In reviewing the denial of a request for a renewal of a DVRO, the Court of Appeal noted that it must determine whether the family law court applied the correct legal standard. Family Code section 6345 “makes it unnecessary for the protected party to introduce or the court to consider actual acts of abuse the restrained party committed after the original order went into effect.” “A family law court is vested with discretion to issue a protective order under the Domestic Violence Prevention Act (“DVPA”) simply on the basis of an affidavit showing past abuse.” Here, Appellant’s testimony established a reasonable apprehension of future abuse. Respondent had continued to contact and threaten her even with the DVRO in place.
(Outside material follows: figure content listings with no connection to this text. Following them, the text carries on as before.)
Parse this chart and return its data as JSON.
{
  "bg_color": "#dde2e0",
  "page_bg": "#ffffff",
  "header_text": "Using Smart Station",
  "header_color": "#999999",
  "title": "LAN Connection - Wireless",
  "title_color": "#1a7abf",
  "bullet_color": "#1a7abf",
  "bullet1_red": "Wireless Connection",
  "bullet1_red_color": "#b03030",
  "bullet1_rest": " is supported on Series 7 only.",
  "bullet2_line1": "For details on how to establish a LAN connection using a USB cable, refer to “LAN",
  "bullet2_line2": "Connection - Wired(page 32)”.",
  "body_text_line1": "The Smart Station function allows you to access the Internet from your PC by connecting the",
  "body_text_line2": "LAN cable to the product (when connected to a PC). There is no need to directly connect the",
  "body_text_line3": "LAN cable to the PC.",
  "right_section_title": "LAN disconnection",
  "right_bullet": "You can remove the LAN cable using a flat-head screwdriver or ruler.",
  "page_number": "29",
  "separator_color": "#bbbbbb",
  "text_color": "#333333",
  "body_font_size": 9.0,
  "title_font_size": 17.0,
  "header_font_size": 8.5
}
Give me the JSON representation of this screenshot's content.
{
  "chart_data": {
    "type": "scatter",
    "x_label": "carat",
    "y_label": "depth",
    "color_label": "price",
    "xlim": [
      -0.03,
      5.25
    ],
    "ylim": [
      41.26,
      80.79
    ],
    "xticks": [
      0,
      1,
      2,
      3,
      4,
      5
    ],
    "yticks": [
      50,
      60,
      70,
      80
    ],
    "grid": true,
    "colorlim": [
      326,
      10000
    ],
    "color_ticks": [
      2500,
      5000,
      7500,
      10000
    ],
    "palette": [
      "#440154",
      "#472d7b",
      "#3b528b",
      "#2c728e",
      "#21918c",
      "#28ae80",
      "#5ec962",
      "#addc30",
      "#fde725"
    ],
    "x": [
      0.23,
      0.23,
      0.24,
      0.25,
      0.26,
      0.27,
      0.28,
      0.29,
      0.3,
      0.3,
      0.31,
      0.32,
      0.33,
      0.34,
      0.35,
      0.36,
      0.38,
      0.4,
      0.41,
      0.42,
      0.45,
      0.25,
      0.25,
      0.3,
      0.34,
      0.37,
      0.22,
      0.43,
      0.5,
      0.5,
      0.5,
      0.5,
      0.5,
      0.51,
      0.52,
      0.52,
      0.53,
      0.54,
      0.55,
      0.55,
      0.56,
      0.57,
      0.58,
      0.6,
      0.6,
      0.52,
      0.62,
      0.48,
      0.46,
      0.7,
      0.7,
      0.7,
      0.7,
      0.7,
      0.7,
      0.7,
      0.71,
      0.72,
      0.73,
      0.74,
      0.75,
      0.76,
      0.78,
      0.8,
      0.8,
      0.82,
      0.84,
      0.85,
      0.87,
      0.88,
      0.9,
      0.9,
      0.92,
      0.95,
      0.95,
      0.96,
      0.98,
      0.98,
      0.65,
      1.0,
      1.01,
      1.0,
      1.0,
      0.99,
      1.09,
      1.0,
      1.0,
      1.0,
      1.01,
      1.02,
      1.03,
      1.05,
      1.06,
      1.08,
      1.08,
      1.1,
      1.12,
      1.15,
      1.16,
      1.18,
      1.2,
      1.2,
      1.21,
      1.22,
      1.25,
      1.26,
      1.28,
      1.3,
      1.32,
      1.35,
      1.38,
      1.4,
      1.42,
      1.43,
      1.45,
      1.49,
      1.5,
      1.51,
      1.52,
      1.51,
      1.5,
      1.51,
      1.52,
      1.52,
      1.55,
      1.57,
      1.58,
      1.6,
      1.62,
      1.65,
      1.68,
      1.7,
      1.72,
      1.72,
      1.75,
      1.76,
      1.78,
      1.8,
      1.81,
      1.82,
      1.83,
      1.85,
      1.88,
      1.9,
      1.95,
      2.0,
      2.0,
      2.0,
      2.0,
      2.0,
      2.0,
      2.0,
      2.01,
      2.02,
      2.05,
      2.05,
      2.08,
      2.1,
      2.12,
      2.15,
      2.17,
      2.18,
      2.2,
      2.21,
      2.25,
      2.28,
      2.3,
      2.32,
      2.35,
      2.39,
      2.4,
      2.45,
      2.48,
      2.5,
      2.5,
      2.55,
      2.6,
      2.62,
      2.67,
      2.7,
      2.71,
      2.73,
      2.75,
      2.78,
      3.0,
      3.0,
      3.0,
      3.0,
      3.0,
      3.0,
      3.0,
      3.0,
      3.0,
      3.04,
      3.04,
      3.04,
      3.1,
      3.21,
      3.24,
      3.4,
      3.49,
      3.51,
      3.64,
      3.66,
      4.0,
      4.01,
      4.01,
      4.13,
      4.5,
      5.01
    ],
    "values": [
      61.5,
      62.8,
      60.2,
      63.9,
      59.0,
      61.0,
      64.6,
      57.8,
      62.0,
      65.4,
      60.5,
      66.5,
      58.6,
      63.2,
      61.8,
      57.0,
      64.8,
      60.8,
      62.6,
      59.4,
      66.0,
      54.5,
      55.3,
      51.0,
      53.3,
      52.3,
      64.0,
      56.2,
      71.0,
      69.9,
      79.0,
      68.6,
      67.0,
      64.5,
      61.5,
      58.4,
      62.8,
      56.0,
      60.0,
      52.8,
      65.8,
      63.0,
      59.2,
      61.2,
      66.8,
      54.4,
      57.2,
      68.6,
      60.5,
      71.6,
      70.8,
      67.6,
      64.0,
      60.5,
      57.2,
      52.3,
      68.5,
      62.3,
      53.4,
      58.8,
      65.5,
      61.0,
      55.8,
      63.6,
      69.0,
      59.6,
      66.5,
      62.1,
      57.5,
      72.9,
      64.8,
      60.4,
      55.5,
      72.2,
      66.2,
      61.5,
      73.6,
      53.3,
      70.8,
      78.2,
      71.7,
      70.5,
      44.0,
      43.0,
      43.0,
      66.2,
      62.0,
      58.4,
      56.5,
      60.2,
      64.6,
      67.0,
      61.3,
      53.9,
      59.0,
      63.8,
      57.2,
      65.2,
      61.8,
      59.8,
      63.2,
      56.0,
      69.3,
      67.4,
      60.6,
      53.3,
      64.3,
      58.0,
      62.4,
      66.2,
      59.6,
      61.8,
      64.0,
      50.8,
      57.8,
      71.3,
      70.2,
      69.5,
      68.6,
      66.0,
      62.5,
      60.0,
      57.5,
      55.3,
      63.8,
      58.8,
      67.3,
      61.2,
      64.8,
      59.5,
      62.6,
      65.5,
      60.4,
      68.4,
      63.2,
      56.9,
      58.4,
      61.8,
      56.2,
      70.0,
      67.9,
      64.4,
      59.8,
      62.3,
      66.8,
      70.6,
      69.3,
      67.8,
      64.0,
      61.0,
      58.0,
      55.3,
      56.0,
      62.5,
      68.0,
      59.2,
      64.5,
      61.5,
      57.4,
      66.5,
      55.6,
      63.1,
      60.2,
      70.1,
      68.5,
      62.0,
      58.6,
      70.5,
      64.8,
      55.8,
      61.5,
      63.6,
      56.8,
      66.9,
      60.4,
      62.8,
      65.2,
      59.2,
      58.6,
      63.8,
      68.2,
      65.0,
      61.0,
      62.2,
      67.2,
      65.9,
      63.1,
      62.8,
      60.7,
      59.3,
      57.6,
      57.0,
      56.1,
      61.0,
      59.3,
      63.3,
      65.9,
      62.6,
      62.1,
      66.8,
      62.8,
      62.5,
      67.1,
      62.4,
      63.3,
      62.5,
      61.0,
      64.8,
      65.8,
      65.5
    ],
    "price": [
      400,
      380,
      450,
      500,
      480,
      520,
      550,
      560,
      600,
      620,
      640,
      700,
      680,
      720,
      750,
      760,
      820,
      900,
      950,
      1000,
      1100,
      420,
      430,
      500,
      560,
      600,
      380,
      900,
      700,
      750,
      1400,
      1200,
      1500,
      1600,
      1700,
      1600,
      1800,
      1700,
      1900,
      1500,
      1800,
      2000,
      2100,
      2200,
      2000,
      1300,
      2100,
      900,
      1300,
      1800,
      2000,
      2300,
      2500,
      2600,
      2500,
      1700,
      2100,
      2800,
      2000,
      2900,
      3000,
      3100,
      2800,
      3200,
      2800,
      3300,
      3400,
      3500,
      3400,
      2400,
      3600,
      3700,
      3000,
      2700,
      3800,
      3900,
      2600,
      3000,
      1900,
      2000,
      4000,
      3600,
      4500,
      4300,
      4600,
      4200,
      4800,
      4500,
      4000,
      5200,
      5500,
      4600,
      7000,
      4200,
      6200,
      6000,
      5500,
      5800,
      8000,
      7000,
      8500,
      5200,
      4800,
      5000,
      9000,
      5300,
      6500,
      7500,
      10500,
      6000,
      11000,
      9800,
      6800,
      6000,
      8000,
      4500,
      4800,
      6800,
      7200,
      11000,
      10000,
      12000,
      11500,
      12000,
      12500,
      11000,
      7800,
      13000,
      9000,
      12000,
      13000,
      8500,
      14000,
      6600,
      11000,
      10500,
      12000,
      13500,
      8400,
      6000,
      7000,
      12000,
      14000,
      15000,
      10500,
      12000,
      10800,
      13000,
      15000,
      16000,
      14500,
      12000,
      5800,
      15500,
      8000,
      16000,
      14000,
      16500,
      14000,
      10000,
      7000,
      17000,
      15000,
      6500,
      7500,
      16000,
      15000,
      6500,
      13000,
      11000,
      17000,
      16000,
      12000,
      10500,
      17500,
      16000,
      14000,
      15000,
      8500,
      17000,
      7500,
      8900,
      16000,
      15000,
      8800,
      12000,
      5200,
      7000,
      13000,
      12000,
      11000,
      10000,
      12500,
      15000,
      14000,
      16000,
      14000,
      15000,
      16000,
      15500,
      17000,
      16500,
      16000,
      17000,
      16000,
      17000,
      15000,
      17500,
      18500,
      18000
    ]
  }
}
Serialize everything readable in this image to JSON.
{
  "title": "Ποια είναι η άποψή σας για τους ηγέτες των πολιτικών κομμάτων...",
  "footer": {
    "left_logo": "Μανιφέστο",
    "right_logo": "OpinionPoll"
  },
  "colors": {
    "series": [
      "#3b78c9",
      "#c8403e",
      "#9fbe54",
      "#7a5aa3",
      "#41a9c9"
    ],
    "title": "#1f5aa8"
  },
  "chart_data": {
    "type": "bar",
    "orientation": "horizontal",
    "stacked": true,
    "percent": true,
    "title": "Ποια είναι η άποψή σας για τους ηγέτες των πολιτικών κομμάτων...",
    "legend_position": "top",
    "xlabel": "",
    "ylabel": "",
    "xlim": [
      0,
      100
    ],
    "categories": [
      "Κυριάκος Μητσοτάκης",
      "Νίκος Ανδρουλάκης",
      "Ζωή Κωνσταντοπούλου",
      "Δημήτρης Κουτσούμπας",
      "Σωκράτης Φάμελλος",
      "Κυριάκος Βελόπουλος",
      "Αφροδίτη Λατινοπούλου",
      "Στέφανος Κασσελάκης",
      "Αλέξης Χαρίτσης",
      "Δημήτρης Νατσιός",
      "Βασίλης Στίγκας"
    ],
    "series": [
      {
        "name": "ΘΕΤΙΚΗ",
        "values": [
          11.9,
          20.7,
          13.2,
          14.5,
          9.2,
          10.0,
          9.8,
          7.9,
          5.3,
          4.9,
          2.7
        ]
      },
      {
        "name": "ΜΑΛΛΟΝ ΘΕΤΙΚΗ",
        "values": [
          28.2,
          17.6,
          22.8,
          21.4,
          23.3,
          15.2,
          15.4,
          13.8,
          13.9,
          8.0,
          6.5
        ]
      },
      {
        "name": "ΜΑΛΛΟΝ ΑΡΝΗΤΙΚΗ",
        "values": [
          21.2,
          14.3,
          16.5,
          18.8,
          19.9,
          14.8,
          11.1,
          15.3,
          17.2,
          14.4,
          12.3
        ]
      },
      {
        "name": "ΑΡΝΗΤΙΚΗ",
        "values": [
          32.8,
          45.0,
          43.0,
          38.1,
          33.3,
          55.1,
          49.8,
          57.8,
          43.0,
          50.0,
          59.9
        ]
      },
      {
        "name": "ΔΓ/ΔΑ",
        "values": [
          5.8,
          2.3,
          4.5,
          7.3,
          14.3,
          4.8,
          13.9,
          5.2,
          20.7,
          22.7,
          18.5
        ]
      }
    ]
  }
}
While he did not physically abuse Appellant after the order was issued, he had physically abused their children and Appellant’s son. This abuse was relevant to the continuance of the order.
Furthermore, the Court of Appeal found that the family law court improperly concluded that evidence of abuse of the couple’s children was irrelevant. The Court of Appeal determined that this abuse should have been considered in determining whether to renew the order. Under the DVPA, abuse is not limited to the protected party seeking the order. The definition of abuse includes placing “a person in reasonable apprehension of imminent serious bodily injury to that person or to another.” Child abuse, with no abuse of the protected party, can support the issuance of a DVRO. Here, Appellant’s family law attorney presented evidence that since the DVRO was issued, while she had not been physically abused by Respondent, he had physically abused their children. There was also evidence that Respondent taunted Appellant by sending her texts after the child abuse charges against him were dismissed, which caused Appellant “a lot of fear.” Family Code section 6320 describes enjoinable behavior as including “disturbing the peace of the other party,” which means “conduct that destroys the mental or emotional calm of the other party.” The abuse of their children destroyed Appellant’s emotional calm and made her fear for her safety and the safety of her children. This was evidence the family law court should have considered in ruling on the renewal of the DVRO.
Based on the foregoing, the Court of Appeal reversed the order denying Appellant’s family law attorney’s request for a permanent renewal of the DVRO.